The council is writing to 16,800 households who are in arrears with their council tax urging them to seek help immediately if they are finding it difficult to keep up with payments.
It is launching a new ‘Talk to Us’ campaign on its website and social media channels to encourage people to get in touch.
When people do get in touch, a dedicated team of trained advisors can talk through the available options, which may include:
- checking if someone is entitled to a council tax discount (eg single people, students and carers) or council tax reductions for people on a low income
- choosing the best way to pay
- choosing the best date to pay
- rescheduling payments over an extended payment period
- making a referral for free independent debt advice
Councillor Louise Miles, City of Wolverhampton Council's cabinet member for resources, said: “These are not easy times and we know that growing numbers of people are finding it difficult to pay their bills.

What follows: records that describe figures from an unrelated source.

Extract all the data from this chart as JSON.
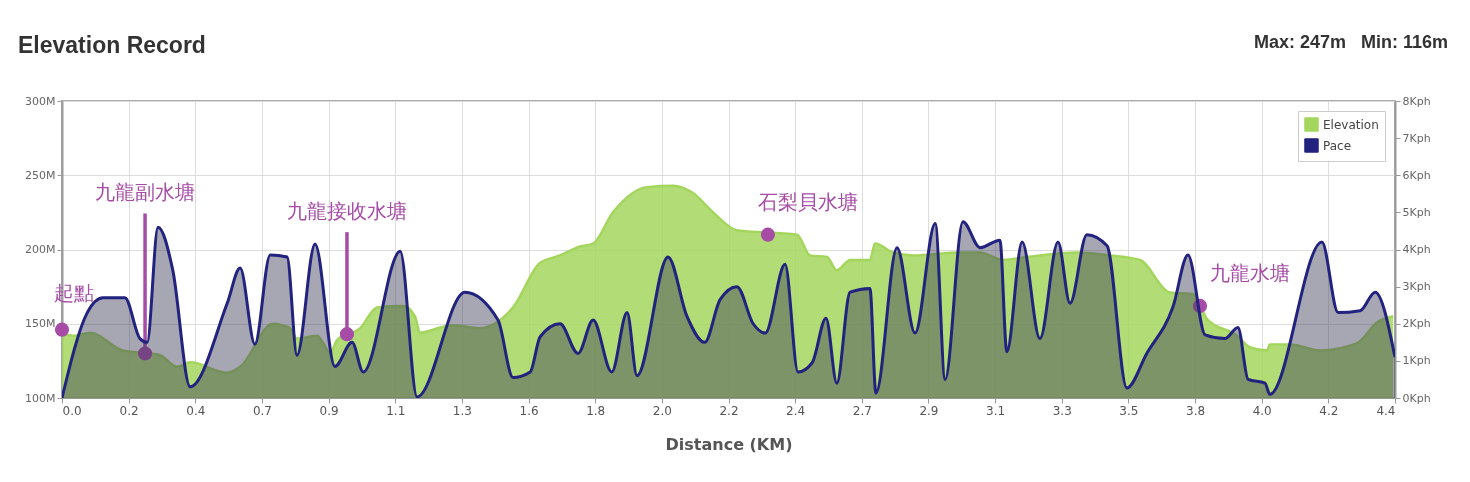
{
  "chart_data": {
    "type": "area",
    "title": "Elevation Record",
    "xlabel": "Distance (KM)",
    "annotations": [
      "Max: 247m   Min: 116m",
      {
        "text": "起點",
        "x": 0,
        "y": 146
      },
      {
        "text": "九龍副水塘",
        "x": 0.276,
        "y": 130
      },
      {
        "text": "九龍接收水塘",
        "x": 0.947,
        "y": 143
      },
      {
        "text": "石梨貝水塘",
        "x": 2.346,
        "y": 210
      },
      {
        "text": "九龍水塘",
        "x": 3.782,
        "y": 162
      }
    ],
    "series": [
      {
        "name": "Elevation",
        "type": "area",
        "color": "#a4d65e",
        "x": [
          0,
          0.043,
          0.093,
          0.202,
          0.325,
          0.383,
          0.426,
          0.549,
          0.592,
          0.701,
          0.757,
          0.781,
          0.848,
          0.868,
          0.891,
          0.914,
          0.991,
          1.047,
          1.134,
          1.173,
          1.19,
          1.267,
          1.3,
          1.389,
          1.446,
          1.499,
          1.589,
          1.655,
          1.722,
          1.765,
          1.831,
          1.944,
          2.031,
          2.097,
          2.164,
          2.243,
          2.443,
          2.486,
          2.542,
          2.575,
          2.619,
          2.685,
          2.702,
          2.762,
          2.828,
          2.984,
          3.051,
          3.127,
          3.207,
          3.373,
          3.483,
          3.582,
          3.682,
          3.758,
          3.806,
          3.905,
          3.949,
          4.005,
          4.014,
          4.082,
          4.181,
          4.304,
          4.371,
          4.424
        ],
        "values": [
          143,
          142,
          144,
          132,
          129,
          121,
          124,
          117,
          121,
          150,
          147,
          140,
          142,
          137,
          130,
          139,
          147,
          161,
          162,
          155,
          144,
          148,
          149,
          147,
          151,
          161,
          191,
          196,
          202,
          204,
          225,
          242,
          243,
          238,
          225,
          213,
          210,
          196,
          195,
          186,
          193,
          193,
          204,
          198,
          196,
          198,
          198,
          193,
          195,
          198,
          196,
          193,
          171,
          170,
          153,
          142,
          134,
          132,
          136,
          136,
          132,
          137,
          151,
          155
        ]
      },
      {
        "name": "Pace",
        "type": "area",
        "axis": "y2",
        "color": "#22227f",
        "x": [
          0,
          0.084,
          0.136,
          0.209,
          0.259,
          0.283,
          0.319,
          0.368,
          0.426,
          0.549,
          0.592,
          0.641,
          0.692,
          0.748,
          0.781,
          0.841,
          0.907,
          0.964,
          1.001,
          1.124,
          1.18,
          1.339,
          1.449,
          1.499,
          1.556,
          1.589,
          1.655,
          1.715,
          1.765,
          1.827,
          1.878,
          1.911,
          2.014,
          2.077,
          2.136,
          2.187,
          2.243,
          2.297,
          2.337,
          2.403,
          2.446,
          2.493,
          2.539,
          2.575,
          2.619,
          2.685,
          2.705,
          2.775,
          2.835,
          2.902,
          2.935,
          2.994,
          3.051,
          3.117,
          3.14,
          3.191,
          3.25,
          3.31,
          3.35,
          3.406,
          3.473,
          3.539,
          3.605,
          3.692,
          3.742,
          3.799,
          3.865,
          3.908,
          3.942,
          3.998,
          4.014,
          4.187,
          4.241,
          4.314,
          4.364,
          4.43
        ],
        "values": [
          0,
          2.3,
          2.7,
          2.7,
          1.6,
          1.5,
          4.6,
          3.45,
          0.3,
          2.55,
          3.5,
          1.45,
          3.85,
          3.8,
          1.15,
          4.15,
          0.85,
          1.5,
          0.7,
          3.95,
          0.03,
          2.85,
          2.1,
          0.55,
          0.7,
          1.65,
          2.0,
          1.2,
          2.1,
          0.7,
          2.3,
          0.6,
          3.8,
          2.2,
          1.5,
          2.65,
          3.0,
          2.0,
          1.75,
          3.6,
          0.7,
          0.95,
          2.15,
          0.4,
          2.85,
          2.95,
          0.13,
          4.05,
          1.75,
          4.7,
          0.5,
          4.75,
          4.05,
          4.25,
          1.25,
          4.2,
          1.6,
          4.2,
          2.55,
          4.4,
          4.1,
          0.27,
          1.2,
          2.45,
          3.85,
          1.7,
          1.6,
          1.9,
          0.5,
          0.4,
          0.1,
          4.2,
          2.3,
          2.35,
          2.85,
          1.1
        ]
      }
    ],
    "xlim": [
      0,
      4.43
    ],
    "xticks": [
      {
        "value": 0,
        "label": "0.0"
      },
      {
        "value": 0.2215,
        "label": "0.2"
      },
      {
        "value": 0.443,
        "label": "0.4"
      },
      {
        "value": 0.6645,
        "label": "0.7"
      },
      {
        "value": 0.886,
        "label": "0.9"
      },
      {
        "value": 1.1075,
        "label": "1.1"
      },
      {
        "value": 1.329,
        "label": "1.3"
      },
      {
        "value": 1.5505,
        "label": "1.6"
      },
      {
        "value": 1.772,
        "label": "1.8"
      },
      {
        "value": 1.9935,
        "label": "2.0"
      },
      {
        "value": 2.215,
        "label": "2.2"
      },
      {
        "value": 2.4365,
        "label": "2.4"
      },
      {
        "value": 2.658,
        "label": "2.7"
      },
      {
        "value": 2.8795,
        "label": "2.9"
      },
      {
        "value": 3.101,
        "label": "3.1"
      },
      {
        "value": 3.3225,
        "label": "3.3"
      },
      {
        "value": 3.544,
        "label": "3.5"
      },
      {
        "value": 3.7655,
        "label": "3.8"
      },
      {
        "value": 3.987,
        "label": "4.0"
      },
      {
        "value": 4.2085,
        "label": "4.2"
      },
      {
        "value": 4.43,
        "label": "4.4"
      }
    ],
    "ylim": [
      100,
      300
    ],
    "yticks": [
      {
        "value": 100,
        "label": "100M"
      },
      {
        "value": 150,
        "label": "150M"
      },
      {
        "value": 200,
        "label": "200M"
      },
      {
        "value": 250,
        "label": "250M"
      },
      {
        "value": 300,
        "label": "300M"
      }
    ],
    "y2lim": [
      0,
      8
    ],
    "y2ticks": [
      {
        "value": 0,
        "label": "0Kph"
      },
      {
        "value": 1,
        "label": "1Kph"
      },
      {
        "value": 2,
        "label": "2Kph"
      },
      {
        "value": 3,
        "label": "3Kph"
      },
      {
        "value": 4,
        "label": "4Kph"
      },
      {
        "value": 5,
        "label": "5Kph"
      },
      {
        "value": 6,
        "label": "6Kph"
      },
      {
        "value": 7,
        "label": "7Kph"
      },
      {
        "value": 8,
        "label": "8Kph"
      }
    ],
    "grid": true,
    "legend": "top right"
  }
}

“The worst thing anyone can do is to ignore bills and reminder letters and hope they go away. I urge people to talk to us and our friendly team will do everything they can to help.
“The pandemic is causing rising unemployment and for some people, this might be the first time they have been in this position. There is no shame in talking about money problems and seeking help and advice.
“If you talk to us, there are things we can do to help such as making sure you are getting the correct discounts or reductions to your bill, rescheduling your payments over an extended period or making a referral for free and independent debt advice.”
With the ongoing effects of the pandemic leading to growing unemployment and rising numbers of people struggling financially, the council has increased the number of advisors in its welfare rights team and is working with partners including the Citizens Advice Bureau and Wolverhampton City Credit Union – a not for profit community bank which offers fair and affordable loans.